Nós, em contrapartida, acabamos de dizer amin assim que vovó Yame finaliza a oração e começamos a nossa refeição de fato.

Querin não está na mesa. Na verdade, desde cedo não o vi pela casa. Quis perguntar para o meu irmão sobre o seu amigo, mas o motivo de ter passado o dia com Yudis meio que me fez deixar o assunto de lado.

No geral, a mesa não costuma ficar no silêncio fúnebre que se encontra hoje. Antes a gente brigava ou trocava farpas, nas últimas semanas, temos conversado bastante, mas agora ninguém está falando com ninguém. Cada um está viajando nos seus próprios pensamentos, concentrado no seu próprio prato.

Assim como eu, Bursinha não aparenta estar com a mesma vontade que Ur tem de comer. Ela está amuada e triste. Penso se tentar falar alteraria o ânimo de todos, mas chego a conclusão de que o melhor é ficar quietinha antes que piore a situação. No entanto, meu irmão não parece pensar igual a mim, depois que bebe um gole de água, ele decide quebrar o silêncio com uma informação que me deixa curiosa. Muito curiosa.

— Querin não conseguiu chegar a tempo do jantar. Teve alguns contratempos.

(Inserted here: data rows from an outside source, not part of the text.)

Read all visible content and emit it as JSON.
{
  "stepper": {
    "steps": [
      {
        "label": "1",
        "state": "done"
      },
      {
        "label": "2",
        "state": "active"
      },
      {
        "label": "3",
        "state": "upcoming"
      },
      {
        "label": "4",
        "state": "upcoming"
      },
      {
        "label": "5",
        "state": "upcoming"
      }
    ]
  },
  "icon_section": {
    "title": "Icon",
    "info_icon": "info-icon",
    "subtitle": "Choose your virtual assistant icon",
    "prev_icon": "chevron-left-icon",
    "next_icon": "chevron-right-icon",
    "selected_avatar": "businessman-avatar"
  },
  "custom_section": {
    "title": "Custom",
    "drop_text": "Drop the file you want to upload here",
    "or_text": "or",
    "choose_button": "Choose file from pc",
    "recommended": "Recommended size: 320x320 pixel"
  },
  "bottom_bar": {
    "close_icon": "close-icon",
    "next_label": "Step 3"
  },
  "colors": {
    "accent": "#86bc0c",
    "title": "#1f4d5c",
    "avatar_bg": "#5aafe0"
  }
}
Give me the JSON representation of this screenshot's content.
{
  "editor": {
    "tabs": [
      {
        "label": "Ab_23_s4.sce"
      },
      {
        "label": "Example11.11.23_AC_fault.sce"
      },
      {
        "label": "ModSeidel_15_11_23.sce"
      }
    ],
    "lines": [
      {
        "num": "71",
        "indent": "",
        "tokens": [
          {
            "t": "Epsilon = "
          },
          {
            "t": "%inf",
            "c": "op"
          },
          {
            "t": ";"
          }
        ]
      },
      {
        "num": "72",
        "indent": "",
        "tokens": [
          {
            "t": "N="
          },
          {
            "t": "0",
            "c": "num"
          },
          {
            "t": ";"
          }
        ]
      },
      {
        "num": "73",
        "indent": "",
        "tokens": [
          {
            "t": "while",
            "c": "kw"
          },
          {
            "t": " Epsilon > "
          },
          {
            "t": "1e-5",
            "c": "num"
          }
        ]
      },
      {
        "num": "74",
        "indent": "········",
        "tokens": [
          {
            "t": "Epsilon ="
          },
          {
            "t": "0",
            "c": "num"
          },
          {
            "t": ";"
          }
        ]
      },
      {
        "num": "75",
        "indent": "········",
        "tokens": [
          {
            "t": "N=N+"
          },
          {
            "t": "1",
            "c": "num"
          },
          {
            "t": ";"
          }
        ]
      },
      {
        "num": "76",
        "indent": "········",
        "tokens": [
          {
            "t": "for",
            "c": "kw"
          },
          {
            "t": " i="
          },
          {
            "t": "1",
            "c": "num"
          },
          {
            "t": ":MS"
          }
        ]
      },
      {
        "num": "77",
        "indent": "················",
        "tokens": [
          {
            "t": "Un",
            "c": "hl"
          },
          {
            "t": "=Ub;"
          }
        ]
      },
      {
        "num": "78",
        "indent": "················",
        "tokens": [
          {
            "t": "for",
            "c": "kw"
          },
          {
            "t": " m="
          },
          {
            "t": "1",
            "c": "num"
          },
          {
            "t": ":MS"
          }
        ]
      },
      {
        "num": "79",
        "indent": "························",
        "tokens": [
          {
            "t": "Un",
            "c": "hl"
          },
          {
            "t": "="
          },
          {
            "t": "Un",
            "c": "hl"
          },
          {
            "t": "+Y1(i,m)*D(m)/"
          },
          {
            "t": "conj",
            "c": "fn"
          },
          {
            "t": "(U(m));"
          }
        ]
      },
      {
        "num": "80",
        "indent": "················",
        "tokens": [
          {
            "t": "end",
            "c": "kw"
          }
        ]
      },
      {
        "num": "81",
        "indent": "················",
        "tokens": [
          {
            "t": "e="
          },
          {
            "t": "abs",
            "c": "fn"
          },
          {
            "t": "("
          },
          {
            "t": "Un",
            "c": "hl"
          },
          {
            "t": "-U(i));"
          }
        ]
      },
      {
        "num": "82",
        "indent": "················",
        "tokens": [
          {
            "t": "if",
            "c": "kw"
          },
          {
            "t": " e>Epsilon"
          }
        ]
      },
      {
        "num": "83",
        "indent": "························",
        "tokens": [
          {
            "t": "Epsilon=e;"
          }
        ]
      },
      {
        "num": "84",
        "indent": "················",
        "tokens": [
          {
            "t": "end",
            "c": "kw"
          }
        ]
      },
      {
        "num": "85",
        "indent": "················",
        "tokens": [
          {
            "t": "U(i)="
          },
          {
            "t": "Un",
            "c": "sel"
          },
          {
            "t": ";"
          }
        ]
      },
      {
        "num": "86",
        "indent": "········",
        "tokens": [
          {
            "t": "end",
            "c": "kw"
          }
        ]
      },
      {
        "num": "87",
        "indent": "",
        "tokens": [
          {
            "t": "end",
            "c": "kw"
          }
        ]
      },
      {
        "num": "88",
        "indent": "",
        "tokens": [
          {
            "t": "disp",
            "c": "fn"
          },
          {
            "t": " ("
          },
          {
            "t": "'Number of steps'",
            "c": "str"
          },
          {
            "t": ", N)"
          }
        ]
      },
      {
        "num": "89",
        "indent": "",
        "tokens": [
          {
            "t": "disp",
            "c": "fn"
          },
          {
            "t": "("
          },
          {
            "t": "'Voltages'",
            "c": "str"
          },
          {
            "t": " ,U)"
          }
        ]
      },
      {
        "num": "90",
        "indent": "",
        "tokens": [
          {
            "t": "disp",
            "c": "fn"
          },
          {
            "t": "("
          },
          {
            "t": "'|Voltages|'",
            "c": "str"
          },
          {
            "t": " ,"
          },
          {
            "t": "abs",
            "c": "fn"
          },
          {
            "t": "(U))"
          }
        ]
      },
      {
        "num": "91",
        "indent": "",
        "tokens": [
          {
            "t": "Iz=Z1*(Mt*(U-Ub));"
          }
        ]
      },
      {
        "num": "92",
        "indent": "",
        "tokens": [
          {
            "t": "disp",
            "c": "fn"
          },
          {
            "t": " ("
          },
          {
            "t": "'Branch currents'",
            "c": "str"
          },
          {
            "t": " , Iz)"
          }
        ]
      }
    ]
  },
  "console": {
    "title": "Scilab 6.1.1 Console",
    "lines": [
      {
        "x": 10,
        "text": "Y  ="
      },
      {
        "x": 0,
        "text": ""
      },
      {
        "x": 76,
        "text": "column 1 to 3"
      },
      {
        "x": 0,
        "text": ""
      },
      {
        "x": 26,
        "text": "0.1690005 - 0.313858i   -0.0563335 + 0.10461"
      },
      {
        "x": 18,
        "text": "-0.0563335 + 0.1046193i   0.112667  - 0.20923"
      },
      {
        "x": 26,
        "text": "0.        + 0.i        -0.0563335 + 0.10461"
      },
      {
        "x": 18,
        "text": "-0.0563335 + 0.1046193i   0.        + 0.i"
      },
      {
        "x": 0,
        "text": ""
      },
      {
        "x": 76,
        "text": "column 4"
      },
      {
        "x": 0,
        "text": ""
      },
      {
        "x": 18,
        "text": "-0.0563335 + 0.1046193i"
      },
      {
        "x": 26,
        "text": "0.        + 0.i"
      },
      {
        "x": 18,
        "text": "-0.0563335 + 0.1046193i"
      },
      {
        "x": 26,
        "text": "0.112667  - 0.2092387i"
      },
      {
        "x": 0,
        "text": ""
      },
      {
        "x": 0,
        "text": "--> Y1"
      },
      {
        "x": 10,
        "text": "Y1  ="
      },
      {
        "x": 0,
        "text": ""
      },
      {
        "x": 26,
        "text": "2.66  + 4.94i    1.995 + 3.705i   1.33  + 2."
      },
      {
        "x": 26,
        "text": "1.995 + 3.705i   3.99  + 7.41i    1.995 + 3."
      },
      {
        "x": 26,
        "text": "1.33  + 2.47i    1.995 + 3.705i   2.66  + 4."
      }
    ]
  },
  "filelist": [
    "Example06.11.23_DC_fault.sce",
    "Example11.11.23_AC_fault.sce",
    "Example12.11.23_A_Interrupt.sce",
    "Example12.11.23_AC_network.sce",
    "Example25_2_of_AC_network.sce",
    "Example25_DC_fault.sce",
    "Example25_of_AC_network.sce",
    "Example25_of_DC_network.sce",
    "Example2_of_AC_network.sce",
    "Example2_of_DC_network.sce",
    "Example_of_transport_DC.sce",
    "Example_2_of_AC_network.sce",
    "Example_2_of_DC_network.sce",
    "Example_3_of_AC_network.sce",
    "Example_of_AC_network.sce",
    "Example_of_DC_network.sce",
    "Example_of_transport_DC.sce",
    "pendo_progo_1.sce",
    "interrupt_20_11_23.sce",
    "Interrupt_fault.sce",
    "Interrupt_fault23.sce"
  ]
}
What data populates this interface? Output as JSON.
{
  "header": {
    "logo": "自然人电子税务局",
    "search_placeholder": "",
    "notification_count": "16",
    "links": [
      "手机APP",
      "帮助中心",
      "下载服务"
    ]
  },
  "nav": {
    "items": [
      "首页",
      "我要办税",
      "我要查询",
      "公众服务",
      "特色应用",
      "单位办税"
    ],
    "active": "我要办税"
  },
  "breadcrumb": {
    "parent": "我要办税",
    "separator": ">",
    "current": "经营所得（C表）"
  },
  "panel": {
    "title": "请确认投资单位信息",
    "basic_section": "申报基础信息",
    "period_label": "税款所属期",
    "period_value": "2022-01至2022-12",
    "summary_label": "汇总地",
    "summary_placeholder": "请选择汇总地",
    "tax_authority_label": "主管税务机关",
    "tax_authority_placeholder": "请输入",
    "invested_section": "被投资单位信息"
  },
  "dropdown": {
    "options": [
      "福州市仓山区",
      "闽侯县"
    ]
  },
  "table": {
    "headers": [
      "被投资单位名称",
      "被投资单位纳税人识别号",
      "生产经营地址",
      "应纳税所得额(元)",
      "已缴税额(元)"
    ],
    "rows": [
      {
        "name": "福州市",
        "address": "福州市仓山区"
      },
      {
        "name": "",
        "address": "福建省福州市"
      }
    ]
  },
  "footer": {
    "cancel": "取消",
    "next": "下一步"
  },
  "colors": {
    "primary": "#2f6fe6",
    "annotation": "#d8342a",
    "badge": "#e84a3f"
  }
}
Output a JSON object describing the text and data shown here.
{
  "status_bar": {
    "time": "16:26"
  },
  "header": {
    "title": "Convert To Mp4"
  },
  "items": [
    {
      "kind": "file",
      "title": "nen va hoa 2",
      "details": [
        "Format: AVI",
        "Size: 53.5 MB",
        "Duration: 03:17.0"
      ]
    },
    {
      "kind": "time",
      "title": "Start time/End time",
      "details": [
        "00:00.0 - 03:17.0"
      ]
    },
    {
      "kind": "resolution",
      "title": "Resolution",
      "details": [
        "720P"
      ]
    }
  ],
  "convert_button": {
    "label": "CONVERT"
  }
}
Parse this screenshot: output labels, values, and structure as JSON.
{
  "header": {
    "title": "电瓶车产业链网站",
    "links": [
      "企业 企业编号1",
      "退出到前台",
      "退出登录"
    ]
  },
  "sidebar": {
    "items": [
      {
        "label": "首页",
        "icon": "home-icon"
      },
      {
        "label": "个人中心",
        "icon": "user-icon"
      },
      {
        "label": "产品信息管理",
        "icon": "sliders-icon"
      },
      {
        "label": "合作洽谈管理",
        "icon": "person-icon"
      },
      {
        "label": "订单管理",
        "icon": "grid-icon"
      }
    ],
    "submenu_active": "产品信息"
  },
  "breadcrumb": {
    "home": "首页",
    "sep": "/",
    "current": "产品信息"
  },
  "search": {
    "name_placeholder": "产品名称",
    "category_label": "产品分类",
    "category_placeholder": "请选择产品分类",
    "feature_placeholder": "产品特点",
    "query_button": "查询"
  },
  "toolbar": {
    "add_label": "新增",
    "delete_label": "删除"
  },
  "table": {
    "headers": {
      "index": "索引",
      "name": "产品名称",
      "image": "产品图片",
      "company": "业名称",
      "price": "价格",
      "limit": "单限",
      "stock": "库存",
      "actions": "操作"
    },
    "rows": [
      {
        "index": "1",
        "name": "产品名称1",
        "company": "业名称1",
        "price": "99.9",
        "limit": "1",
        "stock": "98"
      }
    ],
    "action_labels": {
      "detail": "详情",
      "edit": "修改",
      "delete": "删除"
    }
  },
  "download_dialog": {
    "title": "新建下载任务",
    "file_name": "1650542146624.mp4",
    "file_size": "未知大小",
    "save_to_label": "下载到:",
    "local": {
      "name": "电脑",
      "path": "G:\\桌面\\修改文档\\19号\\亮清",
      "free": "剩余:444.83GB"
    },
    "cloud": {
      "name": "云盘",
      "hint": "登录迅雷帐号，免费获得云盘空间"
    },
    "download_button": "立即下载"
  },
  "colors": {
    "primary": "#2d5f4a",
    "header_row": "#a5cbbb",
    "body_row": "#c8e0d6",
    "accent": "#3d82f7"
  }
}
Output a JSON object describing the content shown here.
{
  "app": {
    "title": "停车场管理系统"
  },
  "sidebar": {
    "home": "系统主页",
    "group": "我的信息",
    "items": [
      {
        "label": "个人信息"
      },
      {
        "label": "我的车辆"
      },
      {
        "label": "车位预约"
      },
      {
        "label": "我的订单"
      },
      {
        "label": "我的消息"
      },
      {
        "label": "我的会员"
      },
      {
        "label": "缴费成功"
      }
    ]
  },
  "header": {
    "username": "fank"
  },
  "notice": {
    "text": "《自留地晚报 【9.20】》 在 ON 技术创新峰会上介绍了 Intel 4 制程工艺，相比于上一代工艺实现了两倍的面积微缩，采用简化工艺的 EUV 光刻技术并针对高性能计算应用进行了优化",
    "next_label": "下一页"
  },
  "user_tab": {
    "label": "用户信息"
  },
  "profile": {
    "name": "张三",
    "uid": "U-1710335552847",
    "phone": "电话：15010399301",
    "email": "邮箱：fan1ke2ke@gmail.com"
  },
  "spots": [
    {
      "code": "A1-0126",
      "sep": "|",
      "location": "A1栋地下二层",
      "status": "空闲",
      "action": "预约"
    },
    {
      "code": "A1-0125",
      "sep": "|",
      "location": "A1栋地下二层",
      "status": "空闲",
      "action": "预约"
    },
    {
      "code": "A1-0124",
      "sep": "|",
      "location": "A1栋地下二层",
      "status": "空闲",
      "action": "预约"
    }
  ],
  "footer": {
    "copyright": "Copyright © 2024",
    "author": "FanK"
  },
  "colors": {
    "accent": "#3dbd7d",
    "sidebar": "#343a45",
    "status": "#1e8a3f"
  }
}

Esse comentário me leva a perguntar se isso tem haver com a ligação que recebeu ontem de noite.

Papai assente.

— Sei disso. Falou comigo mais cedo sobre o assunto e lhe ofereci ajuda caso fosse necessário.— Decidiram falar em código agora? — Só não me disse quando retornaria. Voltará ainda hoje?

— A-hã. — Ur replica tranquilamente.

— Podem por favor parar de brincar com a comida, meninas? — Nossa mãe nos alerta, o tom de voz calmo. Eu olho para minha comida e depois para Bursüm. Bursüm faz o mesmo, mas logo torna a olhar para o próprio prato.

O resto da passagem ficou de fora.